# An Analytics-Minded Actuaries Guide to MOOCs*

*** Massive Open Online Courses**

The limitations of traditional actuarial education when it comes to the broader business analytics have been previously highlighted in this magazine by Adam Driussi of Quantium. Indeed, so called ‘analytics’ form a bewildering accretion of ideas developed over more than a century (e.g. scientific management, biostatistics, statistical quality control, operations research, financial economics, machine learning and so on). Further, it is quite demanding, though by no means impossible, to be conversant on such a wide range of topics and to appreciate the broad similarities.

While the actuarial profession has enjoyed not inconsiderable success in this area in Australia, it is important to realise that the Australian market has been fortuitously sheltered due to the absence of strong graduate programs (in the North American sense). Australian Masters almost exclusively cater to career changers and in the case of PhD degrees, there are no substantial advanced coursework requirements. Combined, these ensure that only a small percentage of students get a solid technical background outside of their immediate specialisation.

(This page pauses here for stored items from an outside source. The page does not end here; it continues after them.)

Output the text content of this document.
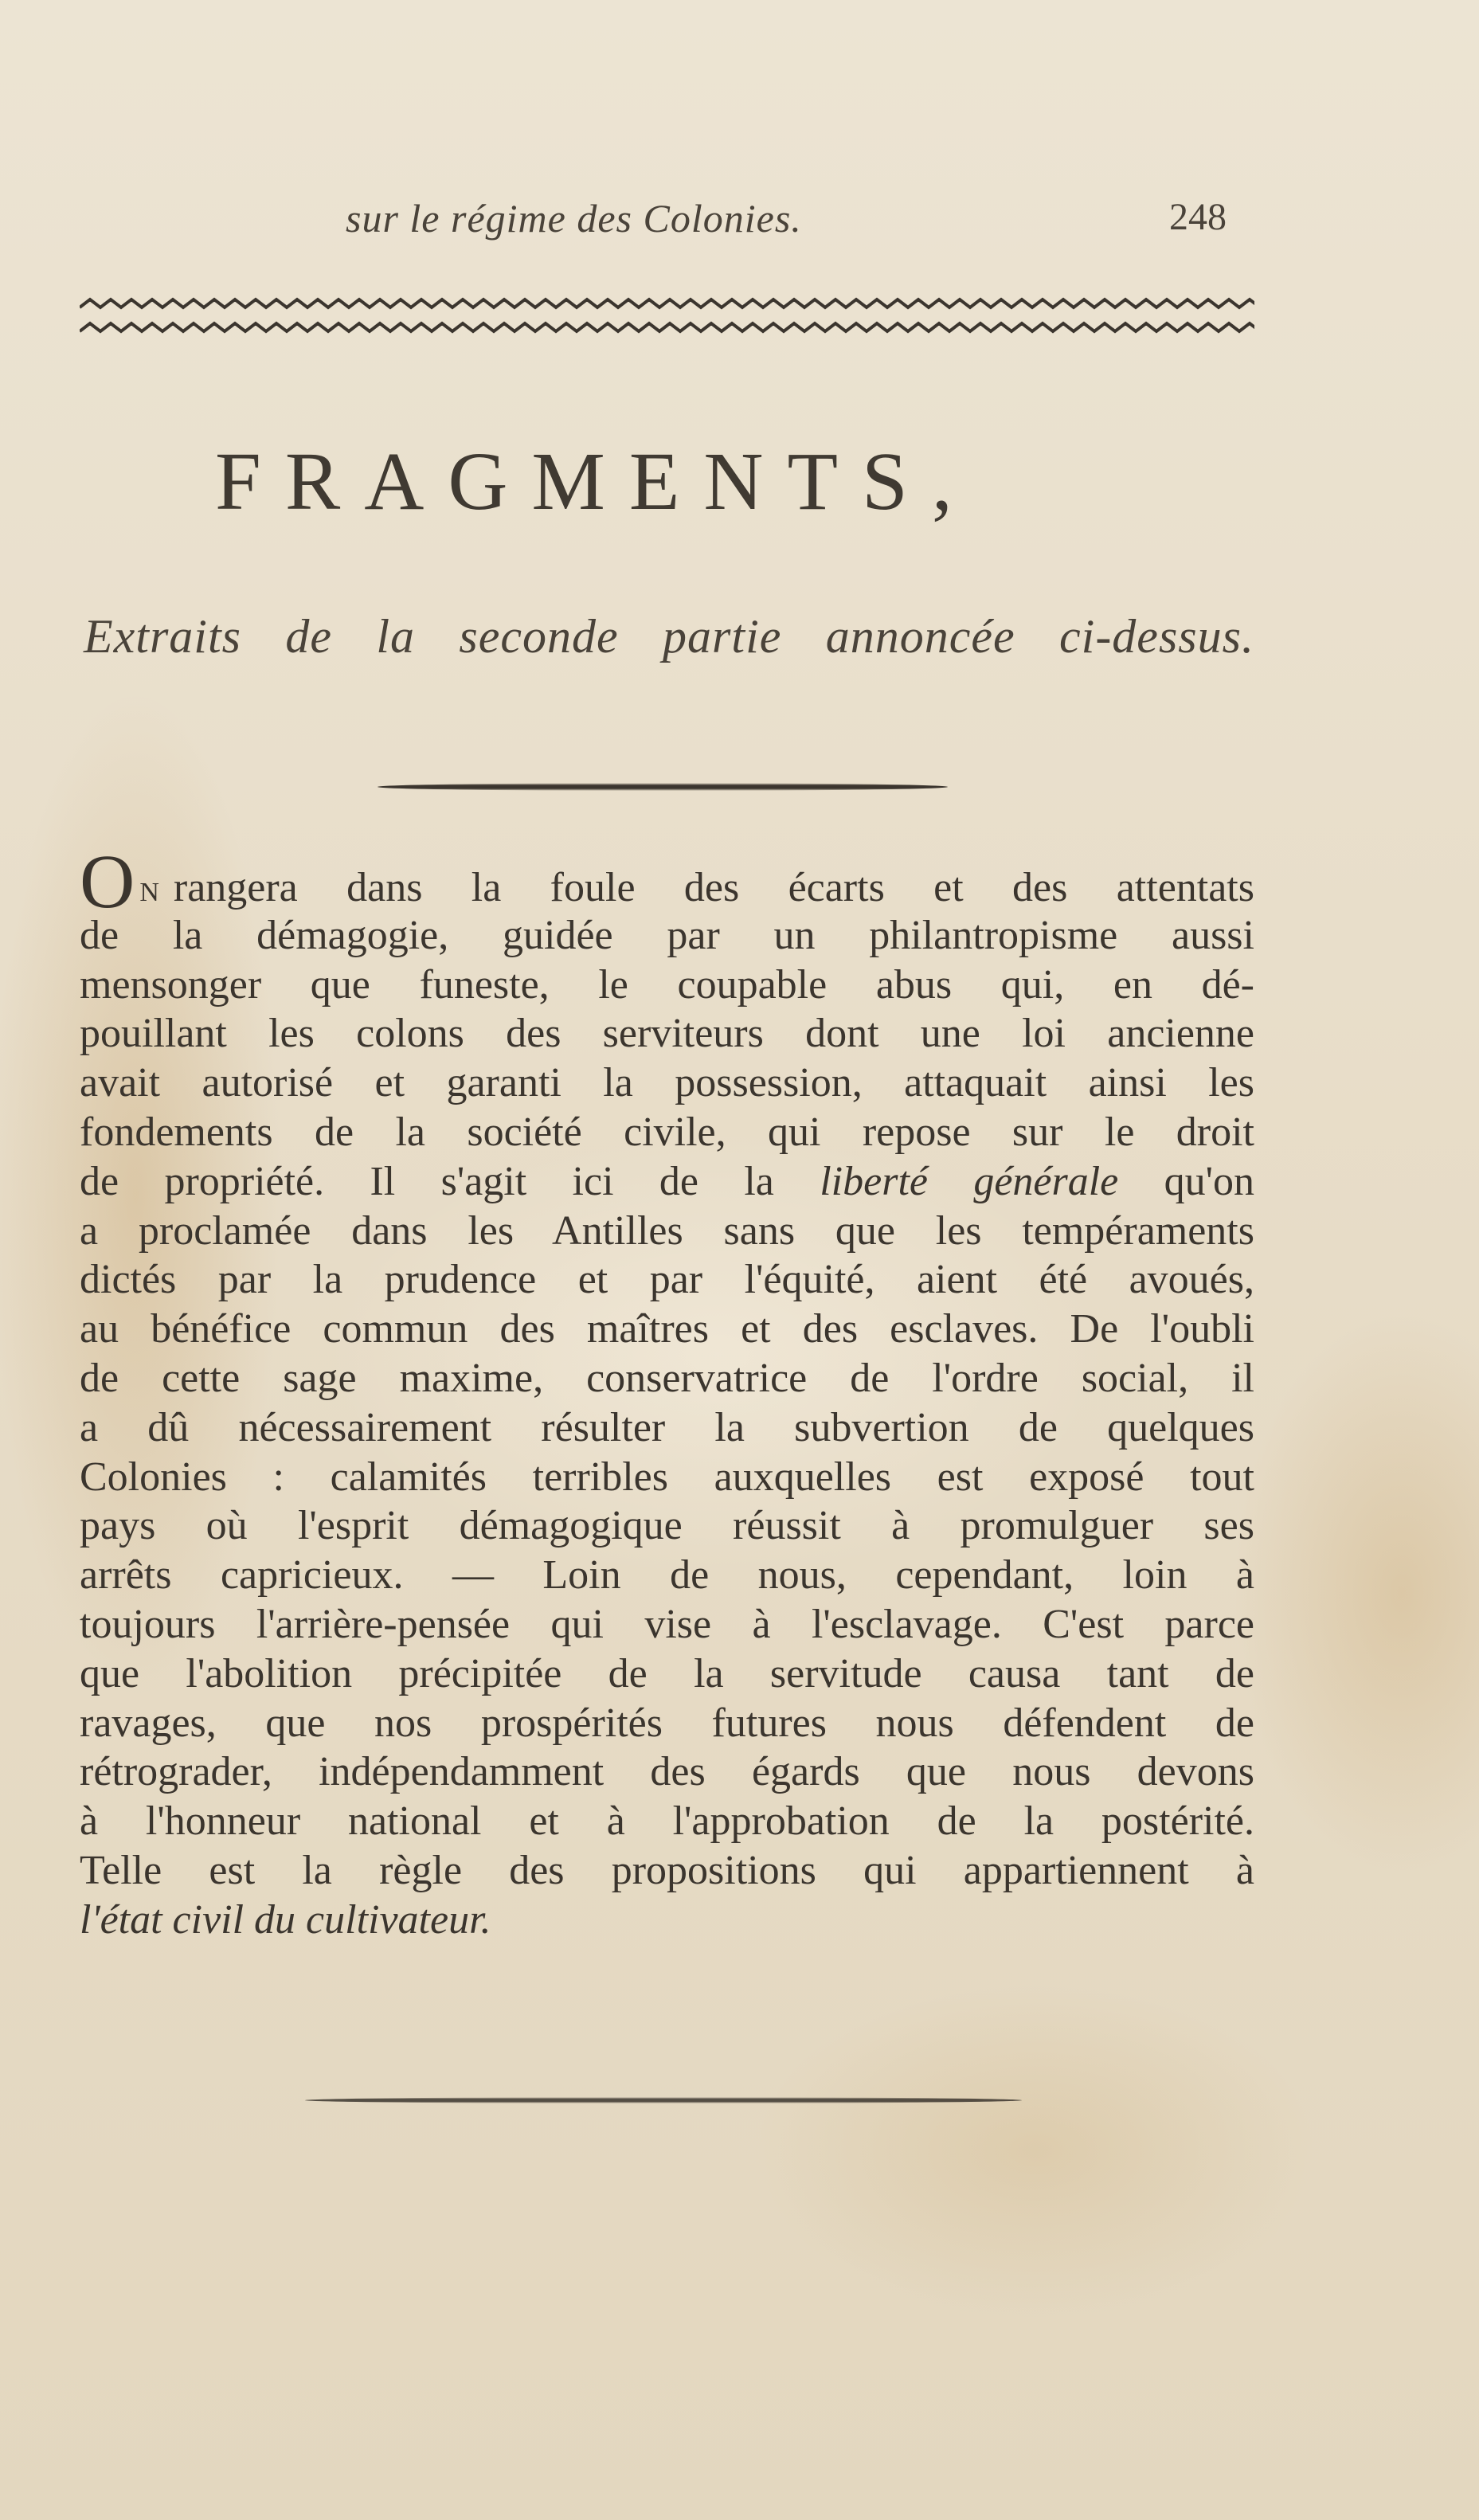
sur le régime des Colonies.	248
FRAGMENTS,
Extraits de la seconde partie annoncée ci-dessus.
O N rangera dans la foule des écarts et des attentats
de la démagogie, guidée par un philantropisme aussi
mensonger que funeste, le coupable abus qui, en dé-
pouillant les colons des serviteurs dont une loi ancienne
avait autorisé et garanti la possession, attaquait ainsi les
fondements de la société civile, qui repose sur le droit
de propriété. Il s'agit ici de la liberté générale qu'on
a proclamée dans les Antilles sans que les tempéraments
dictés par la prudence et par l'équité, aient été avoués,
au bénéfice commun des maîtres et des esclaves. De l'oubli
de cette sage maxime, conservatrice de l'ordre social, il
a dû nécessairement résulter la subvertion de quelques
Colonies : calamités terribles auxquelles est exposé tout
pays où l'esprit démagogique réussit à promulguer ses
arrêts capricieux. — Loin de nous, cependant, loin à
toujours l'arrière-pensée qui vise à l'esclavage. C'est parce
que l'abolition précipitée de la servitude causa tant de
ravages, que nos prospérités futures nous défendent de
rétrograder, indépendamment des égards que nous devons
à l'honneur national et à l'approbation de la postérité.
Telle est la règle des propositions qui appartiennent à
l'état civil du cultivateur.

Can the actuarial profession develop an effective and globally competitive data science or analytics qualification?

The topics in question easily span half a dozen university schools and departments (including statistics, finance, econometrics, applied maths, computer science, industrial engineering and others), making a substantive discussion of a suitable curriculum a challenge in itself.

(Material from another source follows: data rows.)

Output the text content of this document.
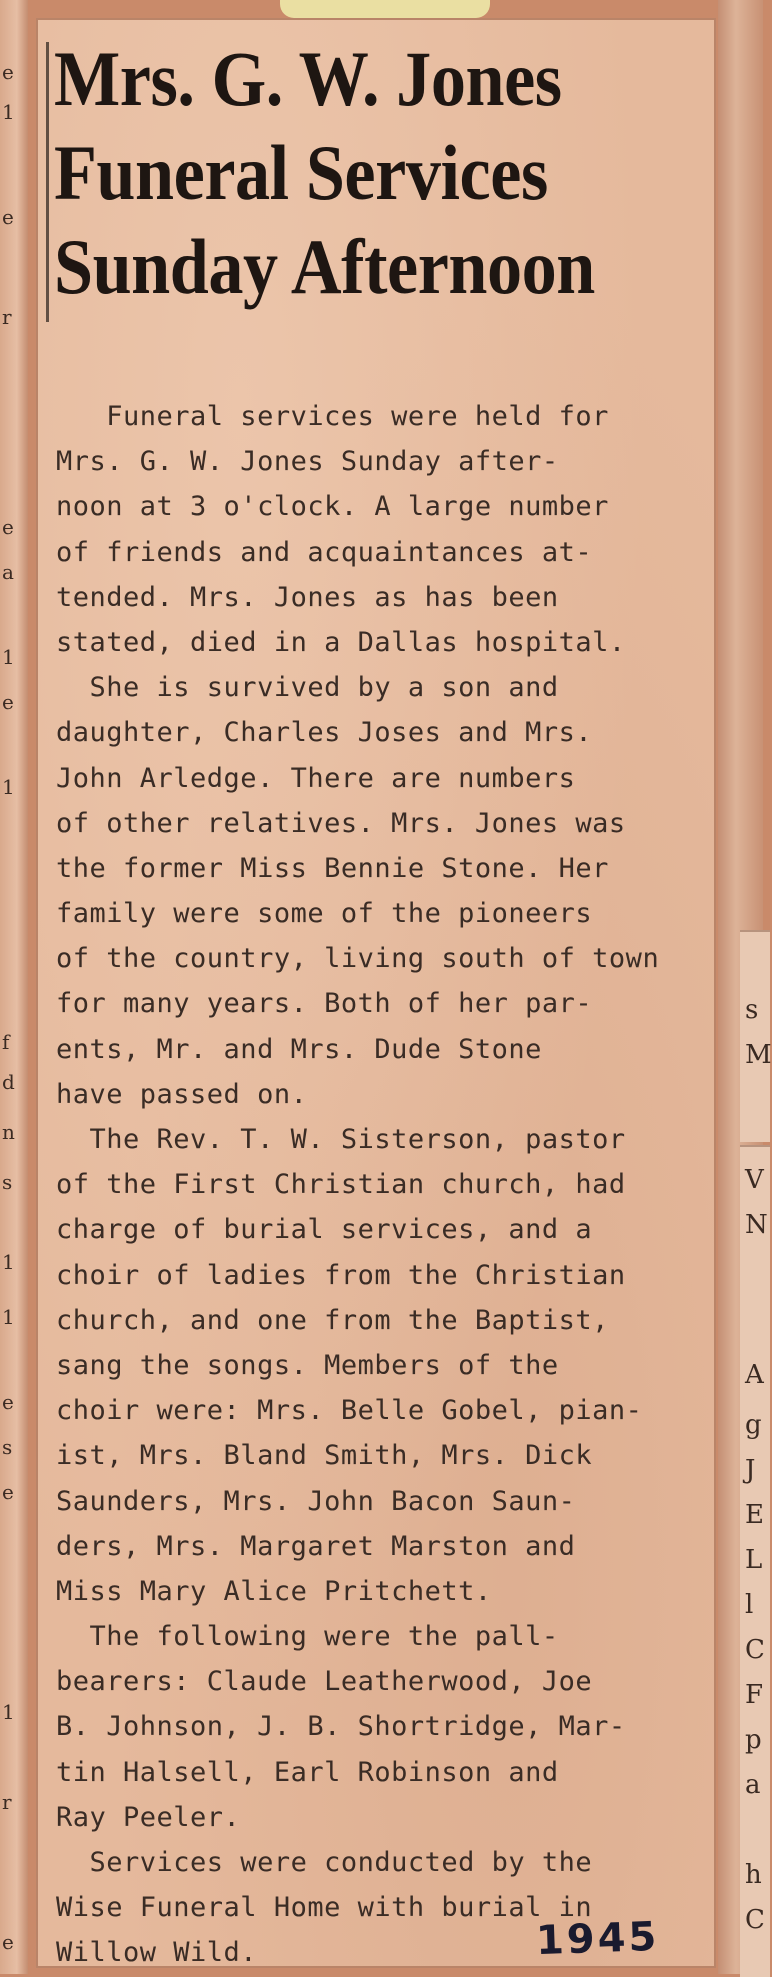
e
1
e
r
e
a
1
e
1
f
d
n
s
1
1
e
s
e
1
r
e
Mrs. G. W. Jones
Funeral Services
Sunday Afternoon
Funeral services were held for
Mrs. G. W. Jones Sunday after-
noon at 3 o'clock. A large number
of friends and acquaintances at-
tended. Mrs. Jones as has been
stated, died in a Dallas hospital.
She is survived by a son and
daughter, Charles Joses and Mrs.
John Arledge. There are numbers
of other relatives. Mrs. Jones was
the former Miss Bennie Stone. Her
family were some of the pioneers
of the country, living south of town
for many years. Both of her par-
ents, Mr. and Mrs. Dude Stone
have passed on.
The Rev. T. W. Sisterson, pastor
of the First Christian church, had
charge of burial services, and a
choir of ladies from the Christian
church, and one from the Baptist,
sang the songs. Members of the
choir were: Mrs. Belle Gobel, pian-
ist, Mrs. Bland Smith, Mrs. Dick
Saunders, Mrs. John Bacon Saun-
ders, Mrs. Margaret Marston and
Miss Mary Alice Pritchett.
The following were the pall-
bearers: Claude Leatherwood, Joe
B. Johnson, J. B. Shortridge, Mar-
tin Halsell, Earl Robinson and
Ray Peeler.
Services were conducted by the
Wise Funeral Home with burial in
Willow Wild.	1945
s
M
V
N
A
g
J
E
L
l
C
F
p
a
h
C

The situation is, however, far from hopeless. The great benefit of modern communication technologies is that an individual learner is no longer held back by institutional limitations. Some superb materials from the leading universities have been made publicly available over the last 10 years and the pace is decidedly picking up.

There have been, perhaps, three main waves in the Internet facilitated open education to date. Back in mid 1990s, instructors in universities worldwide began making their notes available online. With increased bandwidth and proliferation of digital recording equipment, more and more courses have been made accessible in the form of video or audio recordings. Noteworthy initiatives include MIT Open Courseware, Stanford Engineering Everywhere and webcast.berkeley.

Over the last few years, drawing inspiration from the popularity of the MIT Open Courseware initiative, a new format of online courses has become increasingly popular. MOOCs go beyond videos and lecture notes and offer a somewhat interactive experience with discussion forums, multiple choice quizzes and automatically, or peer graded, assignments. Leading providers are Coursera and edX, with over a hundred universities participating.

While serious questions about accreditation and the overall MOOC business model remain, it is now possible to piece together a fairly comprehensive curriculum in analytics or data science that is taught by great researchers who also happen to be exceptional teachers.

“Online courses could help develop a broad fundamental understanding of computing and mathematical modelling – which it could be argued will be core analytics skills for addressing a variety of future business problems.”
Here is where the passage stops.